PRIA-WANITA DALAM TIMBANGAN WAHYU
Oleh:
H.T. Romly Qomaruddien, MA.
Pada prinsipnya, dalam hal kewajiban taat dan sama-sama akan menerima pahala di sisi Alloh ‘azza wa jalla, antara pria dan wanita adalah sama. Yang membedakan keduanya, di samping perbedaan fisik dan kelamin, juga karakter dan sifat (thabi’at) nya masing-masing.
Al-Qur’anul Kariem memaparkannya dengan jelas sebagai berikut:
1. Diciptakannya pria dan wanita merupakan bukti keagungan Alloh ‘azza wa jalla untuk berpasang-pasangan, agar berkembang menjadi keturunan yang beranak pinak, bersuku-suku, saling mengenal satu dengan lainnya sehingga dapat mengelola bumi dengan penuh keadilan dan ketakwaan. (Lihat QS. Al-Hujuraat/49: 13, QS. Yaasin/36: 36 dan QS. Ar-Ruum/30: 21).

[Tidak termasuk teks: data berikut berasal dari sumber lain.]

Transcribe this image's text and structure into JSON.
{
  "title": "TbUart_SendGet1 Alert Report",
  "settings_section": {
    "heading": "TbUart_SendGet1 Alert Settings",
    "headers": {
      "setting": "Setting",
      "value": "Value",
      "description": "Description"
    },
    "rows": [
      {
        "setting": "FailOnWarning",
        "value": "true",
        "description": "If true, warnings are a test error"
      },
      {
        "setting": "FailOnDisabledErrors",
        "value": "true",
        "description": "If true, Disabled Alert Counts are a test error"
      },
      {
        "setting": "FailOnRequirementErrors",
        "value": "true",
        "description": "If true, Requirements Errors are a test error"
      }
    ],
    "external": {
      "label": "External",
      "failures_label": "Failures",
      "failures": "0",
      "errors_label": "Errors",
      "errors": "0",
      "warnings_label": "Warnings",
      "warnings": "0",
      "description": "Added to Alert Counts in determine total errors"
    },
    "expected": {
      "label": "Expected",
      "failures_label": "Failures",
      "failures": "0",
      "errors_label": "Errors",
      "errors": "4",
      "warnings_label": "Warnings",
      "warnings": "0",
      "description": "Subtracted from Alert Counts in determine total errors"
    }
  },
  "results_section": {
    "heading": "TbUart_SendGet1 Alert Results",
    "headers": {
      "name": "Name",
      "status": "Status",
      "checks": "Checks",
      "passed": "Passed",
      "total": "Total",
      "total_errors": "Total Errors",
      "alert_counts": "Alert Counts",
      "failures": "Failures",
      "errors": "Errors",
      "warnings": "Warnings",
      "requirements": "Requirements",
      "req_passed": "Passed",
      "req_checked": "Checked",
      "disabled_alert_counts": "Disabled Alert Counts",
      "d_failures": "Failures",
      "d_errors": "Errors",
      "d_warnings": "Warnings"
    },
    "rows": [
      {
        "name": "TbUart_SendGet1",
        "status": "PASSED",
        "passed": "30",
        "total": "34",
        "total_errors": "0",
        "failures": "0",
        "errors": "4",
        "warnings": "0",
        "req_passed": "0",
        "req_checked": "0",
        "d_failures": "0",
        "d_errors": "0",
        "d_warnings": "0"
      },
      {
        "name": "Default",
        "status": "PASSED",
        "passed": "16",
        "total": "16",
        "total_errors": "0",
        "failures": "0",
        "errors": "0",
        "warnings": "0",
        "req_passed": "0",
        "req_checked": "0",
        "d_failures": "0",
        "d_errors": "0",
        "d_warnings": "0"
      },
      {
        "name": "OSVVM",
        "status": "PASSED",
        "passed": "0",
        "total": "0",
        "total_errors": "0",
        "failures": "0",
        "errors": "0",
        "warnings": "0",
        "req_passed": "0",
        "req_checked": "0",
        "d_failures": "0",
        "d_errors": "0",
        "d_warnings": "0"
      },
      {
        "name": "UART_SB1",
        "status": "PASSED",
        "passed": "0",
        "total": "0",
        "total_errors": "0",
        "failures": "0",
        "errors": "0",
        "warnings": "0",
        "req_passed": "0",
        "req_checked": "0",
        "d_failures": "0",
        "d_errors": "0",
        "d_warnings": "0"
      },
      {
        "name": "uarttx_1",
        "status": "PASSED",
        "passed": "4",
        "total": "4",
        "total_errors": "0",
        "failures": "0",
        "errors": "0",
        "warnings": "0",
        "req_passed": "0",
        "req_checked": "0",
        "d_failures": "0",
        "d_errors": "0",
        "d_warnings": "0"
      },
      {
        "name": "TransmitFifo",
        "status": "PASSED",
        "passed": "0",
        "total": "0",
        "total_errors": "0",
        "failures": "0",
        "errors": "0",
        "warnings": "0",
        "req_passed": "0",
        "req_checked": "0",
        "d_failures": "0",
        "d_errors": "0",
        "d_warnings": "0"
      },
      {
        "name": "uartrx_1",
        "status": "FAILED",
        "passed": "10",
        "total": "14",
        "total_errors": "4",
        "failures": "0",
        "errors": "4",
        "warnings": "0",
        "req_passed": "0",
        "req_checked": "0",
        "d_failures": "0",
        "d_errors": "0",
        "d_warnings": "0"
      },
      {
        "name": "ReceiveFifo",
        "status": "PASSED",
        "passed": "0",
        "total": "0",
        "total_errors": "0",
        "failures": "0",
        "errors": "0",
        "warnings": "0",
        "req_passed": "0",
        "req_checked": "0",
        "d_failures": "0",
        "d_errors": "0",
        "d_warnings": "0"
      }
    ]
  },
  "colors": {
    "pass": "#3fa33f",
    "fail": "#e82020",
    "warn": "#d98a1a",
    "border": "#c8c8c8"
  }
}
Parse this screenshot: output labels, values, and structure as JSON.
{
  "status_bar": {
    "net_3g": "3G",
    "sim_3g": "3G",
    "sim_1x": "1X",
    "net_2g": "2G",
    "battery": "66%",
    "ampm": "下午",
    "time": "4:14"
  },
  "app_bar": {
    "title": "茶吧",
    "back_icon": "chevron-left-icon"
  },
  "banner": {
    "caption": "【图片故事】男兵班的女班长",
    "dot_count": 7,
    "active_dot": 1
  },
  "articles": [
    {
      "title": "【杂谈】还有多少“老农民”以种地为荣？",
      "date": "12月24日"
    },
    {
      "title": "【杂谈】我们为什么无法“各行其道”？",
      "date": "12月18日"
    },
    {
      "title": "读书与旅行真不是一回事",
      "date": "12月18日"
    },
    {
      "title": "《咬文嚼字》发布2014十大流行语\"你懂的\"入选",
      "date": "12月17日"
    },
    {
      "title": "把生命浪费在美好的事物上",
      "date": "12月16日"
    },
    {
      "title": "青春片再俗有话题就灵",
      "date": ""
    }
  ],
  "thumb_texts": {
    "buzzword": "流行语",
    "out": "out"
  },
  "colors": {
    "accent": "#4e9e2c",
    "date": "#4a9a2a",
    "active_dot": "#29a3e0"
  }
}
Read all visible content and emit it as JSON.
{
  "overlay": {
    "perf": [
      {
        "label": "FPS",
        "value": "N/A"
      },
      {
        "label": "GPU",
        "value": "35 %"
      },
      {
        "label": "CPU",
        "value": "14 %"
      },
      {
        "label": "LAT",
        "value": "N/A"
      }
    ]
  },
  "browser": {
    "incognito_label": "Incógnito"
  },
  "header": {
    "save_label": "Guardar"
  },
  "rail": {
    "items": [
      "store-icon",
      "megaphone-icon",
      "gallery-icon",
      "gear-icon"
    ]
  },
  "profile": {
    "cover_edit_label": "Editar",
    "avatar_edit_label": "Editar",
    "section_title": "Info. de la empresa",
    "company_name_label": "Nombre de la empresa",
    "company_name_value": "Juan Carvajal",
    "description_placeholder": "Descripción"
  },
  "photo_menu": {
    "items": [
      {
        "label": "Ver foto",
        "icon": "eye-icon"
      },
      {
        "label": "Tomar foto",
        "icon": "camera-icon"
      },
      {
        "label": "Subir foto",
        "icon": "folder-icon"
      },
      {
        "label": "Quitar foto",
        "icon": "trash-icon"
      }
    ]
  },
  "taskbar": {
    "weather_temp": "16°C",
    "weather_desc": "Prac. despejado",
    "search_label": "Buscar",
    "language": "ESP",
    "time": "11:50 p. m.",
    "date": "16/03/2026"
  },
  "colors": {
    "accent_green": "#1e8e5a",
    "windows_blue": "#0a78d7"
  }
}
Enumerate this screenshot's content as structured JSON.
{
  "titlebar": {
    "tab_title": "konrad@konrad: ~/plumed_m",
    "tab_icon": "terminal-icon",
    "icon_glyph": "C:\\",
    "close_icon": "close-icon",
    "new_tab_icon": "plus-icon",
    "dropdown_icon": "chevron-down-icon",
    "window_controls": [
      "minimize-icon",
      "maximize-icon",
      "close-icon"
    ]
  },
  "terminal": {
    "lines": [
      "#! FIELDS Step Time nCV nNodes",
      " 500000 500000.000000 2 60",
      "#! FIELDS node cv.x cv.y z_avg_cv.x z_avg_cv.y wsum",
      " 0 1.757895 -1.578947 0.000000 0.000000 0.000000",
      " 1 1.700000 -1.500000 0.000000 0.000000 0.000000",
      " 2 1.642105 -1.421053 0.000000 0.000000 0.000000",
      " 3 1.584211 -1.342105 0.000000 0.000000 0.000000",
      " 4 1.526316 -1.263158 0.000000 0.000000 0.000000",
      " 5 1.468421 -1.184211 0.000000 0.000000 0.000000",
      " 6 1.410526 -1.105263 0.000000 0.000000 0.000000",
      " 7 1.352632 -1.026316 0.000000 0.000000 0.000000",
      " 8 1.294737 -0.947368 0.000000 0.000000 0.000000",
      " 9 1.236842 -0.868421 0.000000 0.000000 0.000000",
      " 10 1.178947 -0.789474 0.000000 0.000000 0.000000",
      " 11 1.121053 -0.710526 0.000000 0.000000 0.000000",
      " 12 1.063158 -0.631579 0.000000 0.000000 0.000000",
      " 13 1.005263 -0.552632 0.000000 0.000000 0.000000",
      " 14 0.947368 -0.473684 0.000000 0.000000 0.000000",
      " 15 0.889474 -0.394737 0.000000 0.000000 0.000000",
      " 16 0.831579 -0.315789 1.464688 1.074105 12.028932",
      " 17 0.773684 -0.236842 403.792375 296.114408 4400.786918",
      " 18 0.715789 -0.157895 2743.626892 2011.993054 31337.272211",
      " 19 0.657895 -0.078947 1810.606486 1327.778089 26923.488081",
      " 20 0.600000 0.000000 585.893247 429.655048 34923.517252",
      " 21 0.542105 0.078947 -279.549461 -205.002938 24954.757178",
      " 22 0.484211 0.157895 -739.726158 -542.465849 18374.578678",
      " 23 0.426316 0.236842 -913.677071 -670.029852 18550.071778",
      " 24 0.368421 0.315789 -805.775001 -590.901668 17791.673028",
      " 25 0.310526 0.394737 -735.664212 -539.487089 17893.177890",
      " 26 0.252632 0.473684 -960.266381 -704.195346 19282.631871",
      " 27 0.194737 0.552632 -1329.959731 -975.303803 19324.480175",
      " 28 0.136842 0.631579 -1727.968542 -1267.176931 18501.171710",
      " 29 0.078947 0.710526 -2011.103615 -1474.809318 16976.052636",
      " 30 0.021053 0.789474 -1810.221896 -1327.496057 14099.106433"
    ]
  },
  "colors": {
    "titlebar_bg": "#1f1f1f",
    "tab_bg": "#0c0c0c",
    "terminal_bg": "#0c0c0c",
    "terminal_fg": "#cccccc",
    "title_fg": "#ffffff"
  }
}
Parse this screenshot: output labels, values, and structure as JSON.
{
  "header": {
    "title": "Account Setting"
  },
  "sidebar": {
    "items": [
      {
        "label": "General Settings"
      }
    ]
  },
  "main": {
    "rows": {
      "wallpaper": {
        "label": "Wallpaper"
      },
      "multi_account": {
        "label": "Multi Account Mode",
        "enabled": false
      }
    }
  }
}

2. Baik pria maupun wanita, keduanya sama-sama dituntut untuk dapat mengerjakan amal shalih. (Lihat QS. An-Nahl/16: 97 dan An-Nisaa’/4: 124).
3. Baik pria maupun wanita yang beriman, akan sama-sama mendapatkan balasan dari amal shalihnya; yaitu kehidupan yang baik, pahala yang besar, dapat masuk surga dan tidak akan dizhalimi sedikitpun. (QS. Al-Mu’min/40: 40).
4. Tidaklah sama antara pria dan wanita dalam segi tabi’at dan sifat sebagaimana ketentuan fithrah yang telah ditetapkan Alloh ‘azza wa jalla.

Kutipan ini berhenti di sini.